I am starting to suspect I have a chronic illness. I hope to know more on Monday. I have been struggling somewhat doing the chores, mostly because I am so exhausted. But I also have been watching This Farming Life. In the last season (for me Season 3) there is an owner of a dairy farm in Northern Ireland who has Multiple Sclerosis. He describes being bedridden with it for 6 weeks and feels that farming saved him. He felt it gave him a reason to get out of bed and caring for the animals gave him a psychological boost. He feels it kept him in better physical shape as he had to do physical work as well as helping him emotionally.
I am feeling that too. I struggle to get out of bed after sleeping for 10 hours because I know I have to feed the animals. And when I get out there, I am enchanted by them.
Today I was enchanted by our head rooster for some reason. He really struck me as majestic today.
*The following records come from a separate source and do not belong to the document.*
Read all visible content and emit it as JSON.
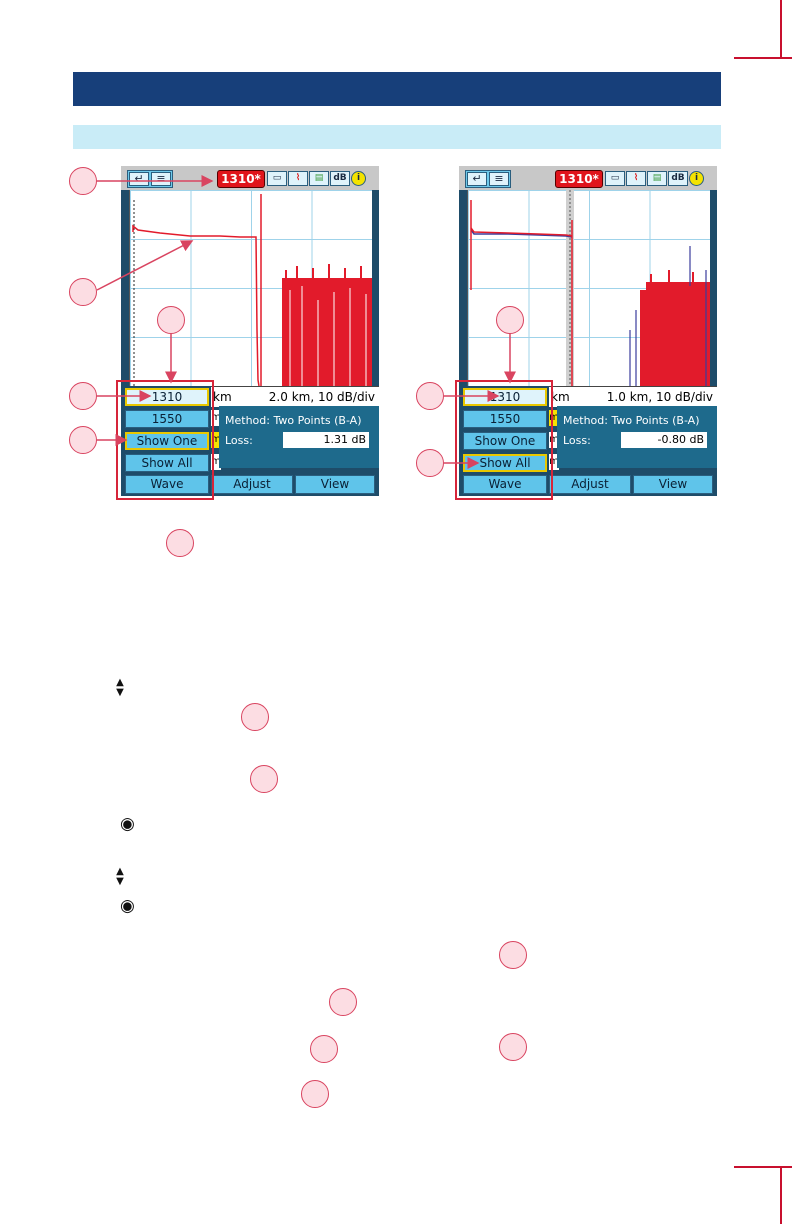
{
  "colors": {
    "header_dark": "#173f7a",
    "header_light": "#c9ecf7",
    "trace_red": "#e21b2b",
    "trace_blue": "#3b3d9c",
    "callout": "#d94460"
  },
  "left_device": {
    "wavelength": "1310*",
    "scale": "2.0 km, 10 dB/div",
    "km_label": "km",
    "method": "Method: Two Points (B-A)",
    "loss_label": "Loss:",
    "loss_value": "1.31 dB",
    "m_tabs": [
      "m",
      "m",
      "m"
    ],
    "wave_buttons": [
      "1310",
      "1550",
      "Show One",
      "Show All"
    ],
    "bottom_buttons": [
      "Wave",
      "Adjust",
      "View"
    ],
    "toolbar": {
      "back_icon": "↵",
      "menu_icon": "≡",
      "db_label": "dB",
      "info_icon": "i"
    }
  },
  "right_device": {
    "wavelength": "1310*",
    "scale": "1.0 km, 10 dB/div",
    "km_label": "km",
    "method": "Method: Two Points (B-A)",
    "loss_label": "Loss:",
    "loss_value": "-0.80 dB",
    "m_tabs": [
      "m",
      "m",
      "m"
    ],
    "wave_buttons": [
      "1310",
      "1550",
      "Show One",
      "Show All"
    ],
    "bottom_buttons": [
      "Wave",
      "Adjust",
      "View"
    ],
    "toolbar": {
      "back_icon": "↵",
      "menu_icon": "≡",
      "db_label": "dB",
      "info_icon": "i"
    }
  },
  "glyphs": {
    "up_down": "▲▼",
    "radio": "◉"
  }
}
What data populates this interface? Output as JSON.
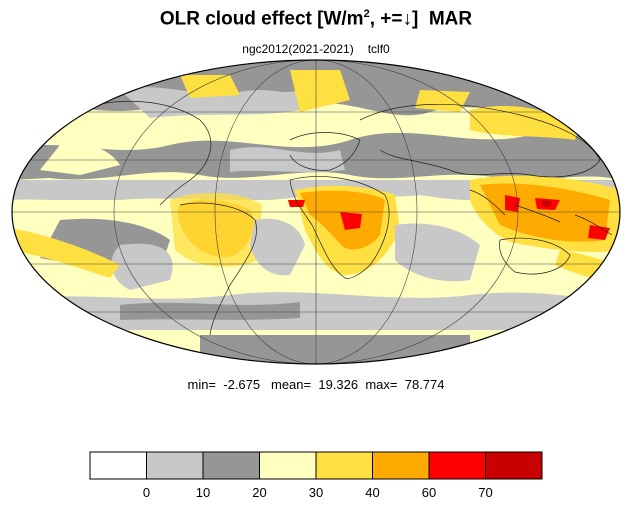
{
  "title": {
    "main": "OLR cloud effect [W/m",
    "superscript": "2",
    "suffix": ", +=",
    "arrow": "↓",
    "close": "]",
    "month": "MAR"
  },
  "subtitle": {
    "experiment": "ngc2012(2021-2021)",
    "variable": "tclf0"
  },
  "stats": {
    "min_label": "min=",
    "min": "-2.675",
    "mean_label": "mean=",
    "mean": "19.326",
    "max_label": "max=",
    "max": "78.774"
  },
  "colorbar": {
    "levels": [
      "0",
      "10",
      "20",
      "30",
      "40",
      "60",
      "70"
    ],
    "colors": [
      "#ffffff",
      "#c8c8c8",
      "#969696",
      "#ffffc0",
      "#ffe040",
      "#ffaa00",
      "#ff0000",
      "#c80000"
    ]
  },
  "map": {
    "projection": "mollweide",
    "ocean_base_color": "#ffffc0"
  }
}
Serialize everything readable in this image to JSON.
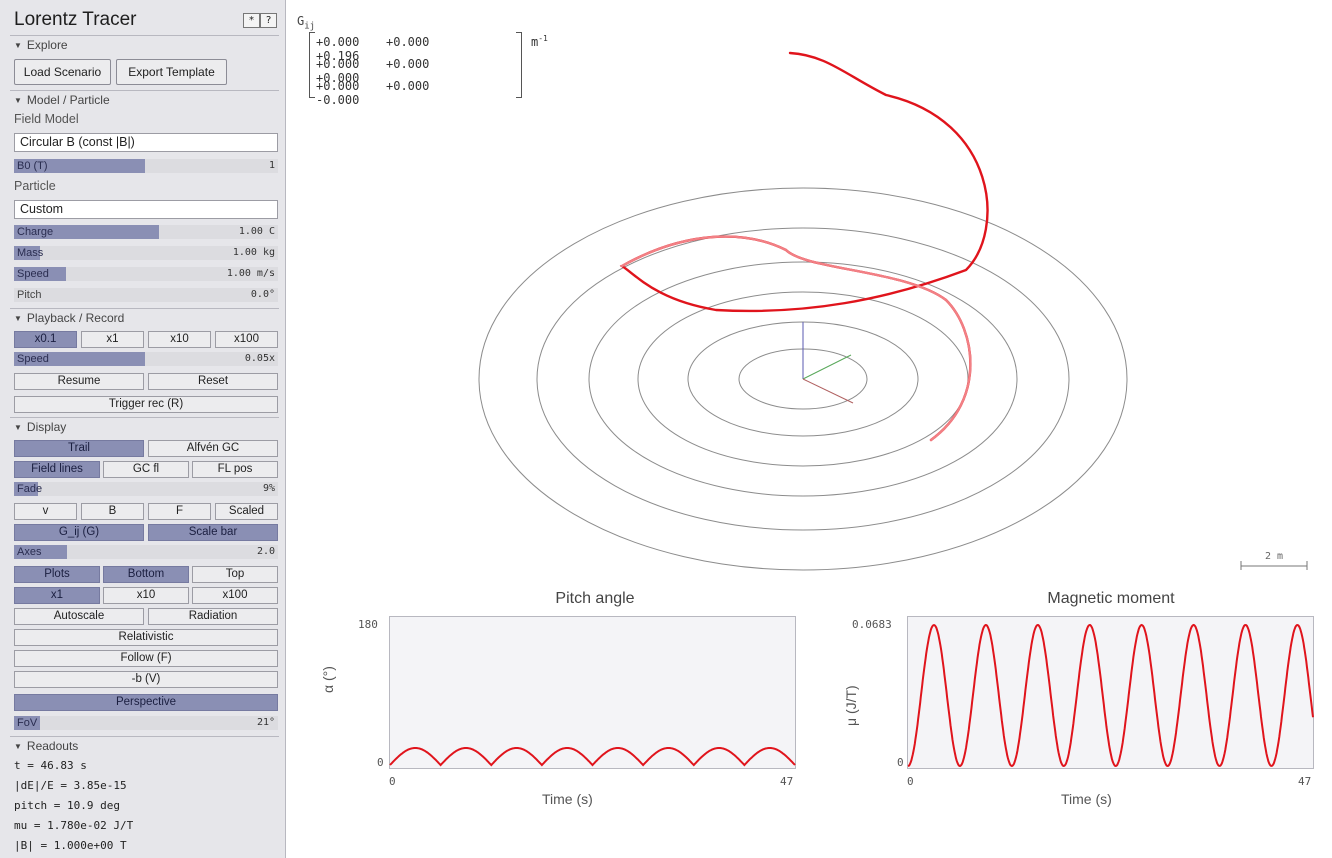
{
  "app": {
    "title": "Lorentz Tracer",
    "btn_star": "*",
    "btn_help": "?"
  },
  "sidebar": {
    "explore": {
      "heading": "Explore",
      "load": "Load Scenario",
      "export": "Export Template"
    },
    "model": {
      "heading": "Model / Particle",
      "field_model_label": "Field Model",
      "field_model_value": "Circular B (const |B|)",
      "b0": {
        "name": "B0 (T)",
        "value": "1",
        "fraction": 0.5
      },
      "particle_label": "Particle",
      "particle_value": "Custom",
      "charge": {
        "name": "Charge",
        "value": "1.00 C",
        "fraction": 0.55
      },
      "mass": {
        "name": "Mass",
        "value": "1.00 kg",
        "fraction": 0.1
      },
      "speed": {
        "name": "Speed",
        "value": "1.00 m/s",
        "fraction": 0.2
      },
      "pitch": {
        "name": "Pitch",
        "value": "0.0°",
        "fraction": 0.0
      }
    },
    "playback": {
      "heading": "Playback / Record",
      "rates": [
        "x0.1",
        "x1",
        "x10",
        "x100"
      ],
      "speed": {
        "name": "Speed",
        "value": "0.05x",
        "fraction": 0.5
      },
      "resume": "Resume",
      "reset": "Reset",
      "trigger": "Trigger rec (R)"
    },
    "display": {
      "heading": "Display",
      "trail": "Trail",
      "alfven": "Alfvén GC",
      "field_lines": "Field lines",
      "gc_fl": "GC fl",
      "fl_pos": "FL pos",
      "fade": {
        "name": "Fade",
        "value": "9%",
        "fraction": 0.09
      },
      "v": "v",
      "b": "B",
      "f": "F",
      "scaled": "Scaled",
      "gij": "G_ij (G)",
      "scale_bar": "Scale bar",
      "axes": {
        "name": "Axes",
        "value": "2.0",
        "fraction": 0.2
      },
      "plots": "Plots",
      "bottom": "Bottom",
      "top": "Top",
      "x1": "x1",
      "x10": "x10",
      "x100": "x100",
      "autoscale": "Autoscale",
      "radiation": "Radiation",
      "relativistic": "Relativistic",
      "follow": "Follow (F)",
      "minus_b": "-b (V)",
      "perspective": "Perspective",
      "fov": {
        "name": "FoV",
        "value": "21°",
        "fraction": 0.1
      }
    },
    "readouts": {
      "heading": "Readouts",
      "lines": [
        "t = 46.83 s",
        "|dE|/E = 3.85e-15",
        "pitch = 10.9 deg",
        "mu = 1.780e-02 J/T",
        "|B| = 1.000e+00 T"
      ]
    }
  },
  "viewport": {
    "gij_label": "G",
    "gij_sub": "ij",
    "matrix": [
      [
        "+0.000",
        "+0.000",
        "+0.196"
      ],
      [
        "+0.000",
        "+0.000",
        "+0.000"
      ],
      [
        "+0.000",
        "+0.000",
        "-0.000"
      ]
    ],
    "unit": "m",
    "unit_exp": "-1",
    "scale_bar_label": "2 m",
    "trail_color": "#e0141c",
    "field_line_color": "#8c8c8c"
  },
  "plots": {
    "pitch": {
      "title": "Pitch angle",
      "ylabel": "α (°)",
      "xlabel": "Time (s)",
      "y_top": "180",
      "y_bottom": "0",
      "x_left": "0",
      "x_right": "47"
    },
    "moment": {
      "title": "Magnetic moment",
      "ylabel": "μ (J/T)",
      "xlabel": "Time (s)",
      "y_top": "0.0683",
      "y_bottom": "0",
      "x_left": "0",
      "x_right": "47"
    }
  }
}
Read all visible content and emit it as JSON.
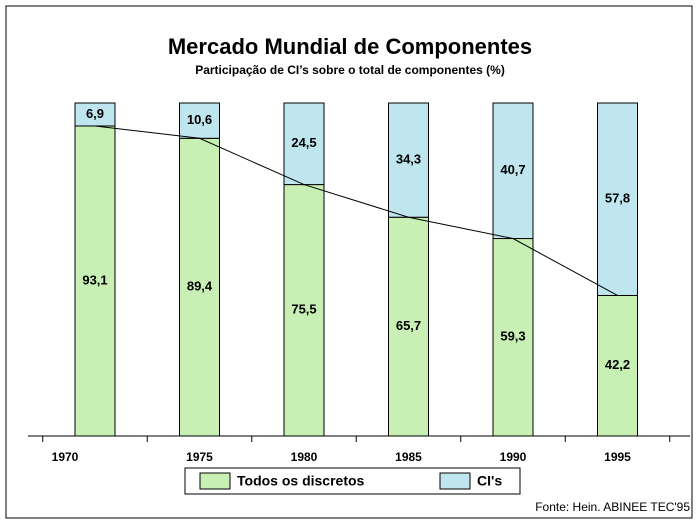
{
  "chart_data": {
    "type": "stacked_bar",
    "title": "Mercado Mundial de Componentes",
    "subtitle": "Participação de CI’s sobre o total de componentes (%)",
    "categories": [
      "1970",
      "1975",
      "1980",
      "1985",
      "1990",
      "1995"
    ],
    "series": [
      {
        "name": "Todos os discretos",
        "color": "#c8f0b4",
        "values": [
          93.1,
          89.4,
          75.5,
          65.7,
          59.3,
          42.2
        ],
        "value_labels": [
          "93,1",
          "89,4",
          "75,5",
          "65,7",
          "59,3",
          "42,2"
        ]
      },
      {
        "name": "CI's",
        "color": "#bfe6ef",
        "values": [
          6.9,
          10.6,
          24.5,
          34.3,
          40.7,
          57.8
        ],
        "value_labels": [
          "6,9",
          "10,6",
          "24,5",
          "34,3",
          "40,7",
          "57,8"
        ]
      }
    ],
    "ylim": [
      0,
      100
    ],
    "source": "Fonte: Hein. ABINEE TEC'95"
  }
}
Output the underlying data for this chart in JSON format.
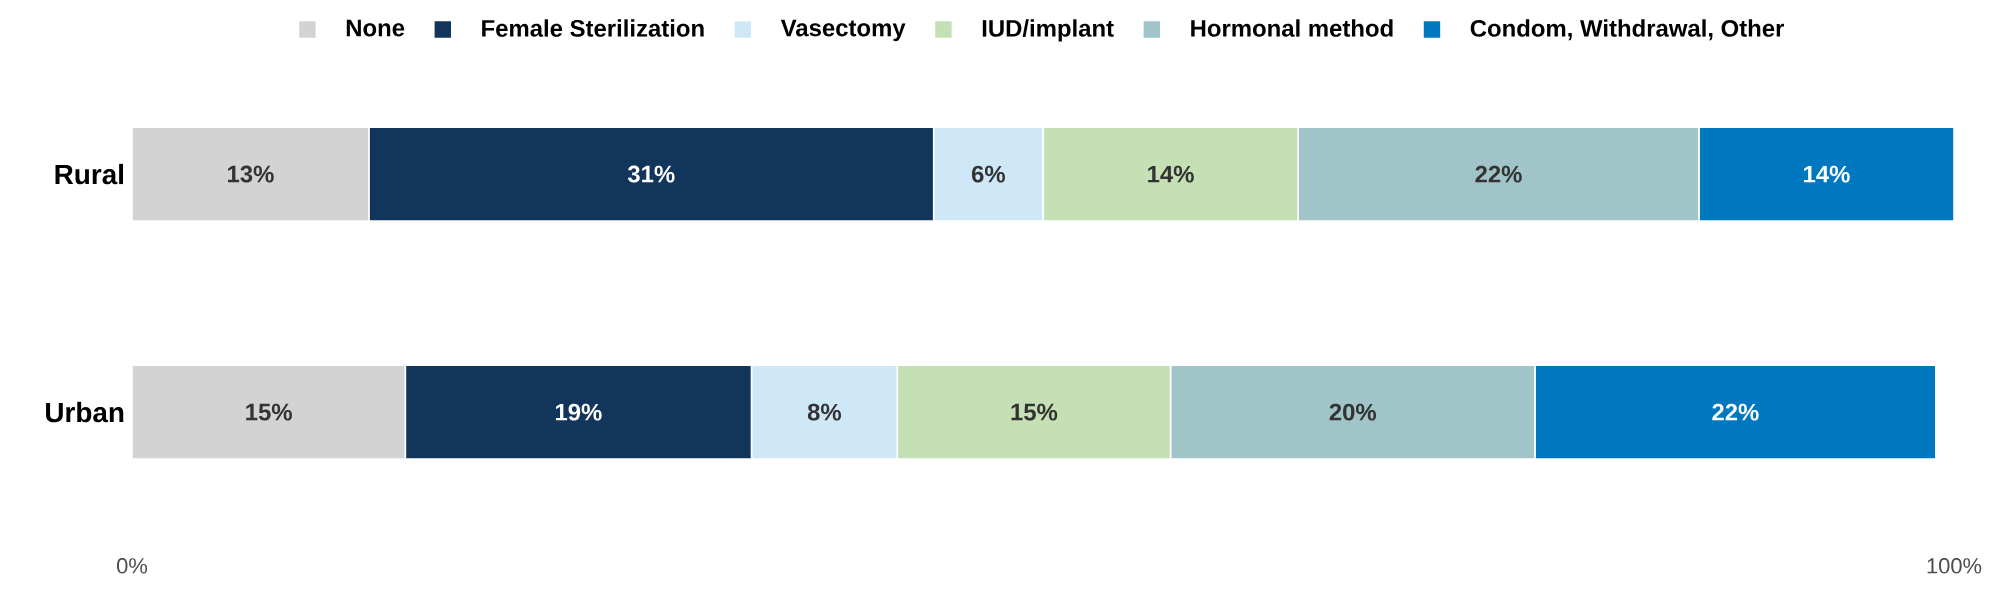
{
  "chart_data": {
    "type": "bar",
    "orientation": "horizontal",
    "stacked": true,
    "categories": [
      "Rural",
      "Urban"
    ],
    "series": [
      {
        "name": "None",
        "color": "#d3d3d3",
        "values": [
          13,
          15
        ],
        "value_labels": [
          "13%",
          "15%"
        ]
      },
      {
        "name": "Female Sterilization",
        "color": "#12355b",
        "values": [
          31,
          19
        ],
        "value_labels": [
          "31%",
          "19%"
        ]
      },
      {
        "name": "Vasectomy",
        "color": "#cfe8f7",
        "values": [
          6,
          8
        ],
        "value_labels": [
          "6%",
          "8%"
        ]
      },
      {
        "name": "IUD/implant",
        "color": "#c5e0b4",
        "values": [
          14,
          15
        ],
        "value_labels": [
          "14%",
          "15%"
        ]
      },
      {
        "name": "Hormonal method",
        "color": "#a0c4c8",
        "values": [
          22,
          20
        ],
        "value_labels": [
          "22%",
          "20%"
        ]
      },
      {
        "name": "Condom, Withdrawal, Other",
        "color": "#0078bf",
        "values": [
          14,
          22
        ],
        "value_labels": [
          "14%",
          "22%"
        ]
      }
    ],
    "xlim": [
      0,
      100
    ],
    "xticks": [
      {
        "value": 0,
        "label": "0%"
      },
      {
        "value": 100,
        "label": "100%"
      }
    ],
    "legend": "top",
    "grid": false
  }
}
All of the farmers on this series talked about how caring for young animals improved their moods despite the hard realities of farming. Since we have stopped breeding, there are a lot less young animals here. No goat kids, lambs, duckings, goslings, calves, and baby rabbits. But we will have 2 piglets arriving Tuesday so that will be fun.
In the last season there was a couple of older farmers in the Scottish Highlands. She has Parkinson’s Disease, he has arthritis, and they were talking about how long they could and should continue. There is always that thought looming too.